Миллер, как и Ницше, ставит проблему отчуждения интеллекта в центр своих размышлений и неизменно критикует «сократовский разум», говоря, что этот тип разума «не способен освободить человека»[236]. Как и Ницше, он считает, что жизнь подверглась разложению. Телесное и духовное оказалось разделенным, и европейская культура явила нам разные формы репрессии духа в отношении материи. Человек в миллеровских романах утратил ощущение и осознание своего «я». Он существует в поверхностном мире идей и переживаний, которые составляют неподлинную область его «я». Соответственно, он подчиняется либо стереотипам, рациональным схемам, либо внешним переживаниям, не индивидуальным, а массовым. Искусство, которое атакует Миллер, еврепидовское, не дионисийское по своему инстинкту, реализует эту модель разделения, оно являет собой эффектную форму, заключающую в себе примитивную, стереотипную эмоцию. Миллер критикует романтическое искусство в романах «Тропик Рака», «Черная весна», а также современные ему проявления массовой культуры (см. описания сентиментальных шлягеров в тексте «Aller Retour New York»), косвенно или прямо опираясь на идеи Ницше и его инвективы в адрес аффектированного искусства (Еврипидовой трагедии).

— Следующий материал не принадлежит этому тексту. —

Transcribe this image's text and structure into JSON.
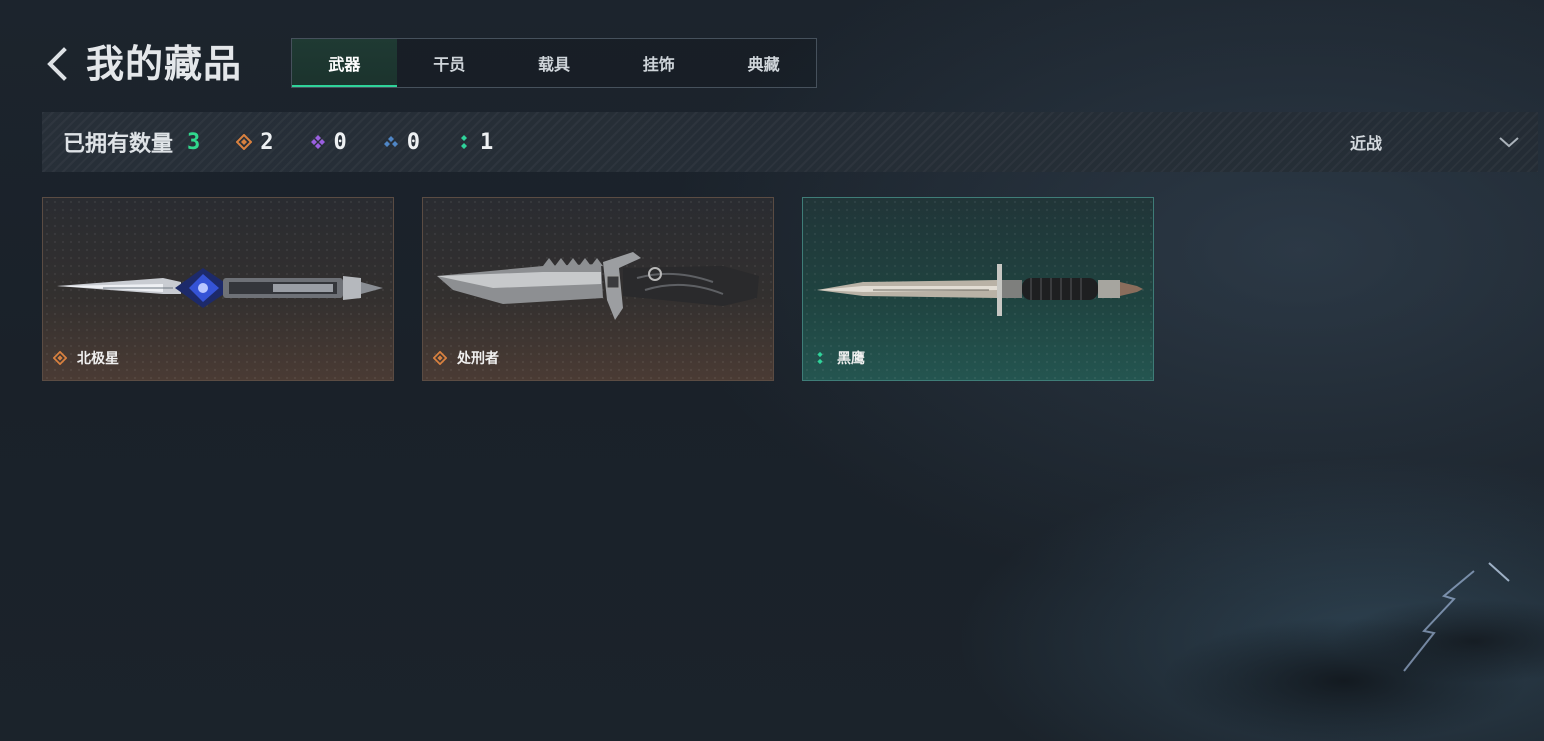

Искусство, занятое исключительно поиском формы и стремящееся вызвать эстетическое наслаждение, Миллер отвергает в пользу искусства жизни: «Я не называю поэтами тех, кто сочиняет стихи, рифмованные или нерифмованные. Я называю поэтом того, кто способен полностью изменить мир»[237]. Профессиональное искусство Миллер, вслед за Ницше, описывает в своих романах как искусство, компенсирующее реальность, удовлетворяющее субъективные желания читателя (зрителя, слушателя) и позволяющие ему оставаться пассивным, пребывать в утробном состоянии[238]. Собственно, в этом же состоянии пребывает и сам профессиональный художник. Он не открывает возможностей жизни, а, напротив, подавляет жизнь, закрывается от нее, предъявляя вместо нее схему, идею, строго организованную художественную форму. Форма упорядочивает чувственный опыт, выстраивает его в виде структуры, системы подчинительных связей. Она изгоняет жизнь из материи текста. К примеру, сюжет с завязкой, кульминацией и развязкой дисциплинирует пространство произведения, делает его статичным, прогнозируемым и не соответствующим непредсказуемости и спонтанности жизни. Образ реальности, таким образом, оказывается узнаваемым, привычным, статичным и завершенным, взыскуемым поверхностным субъективным «я» человека.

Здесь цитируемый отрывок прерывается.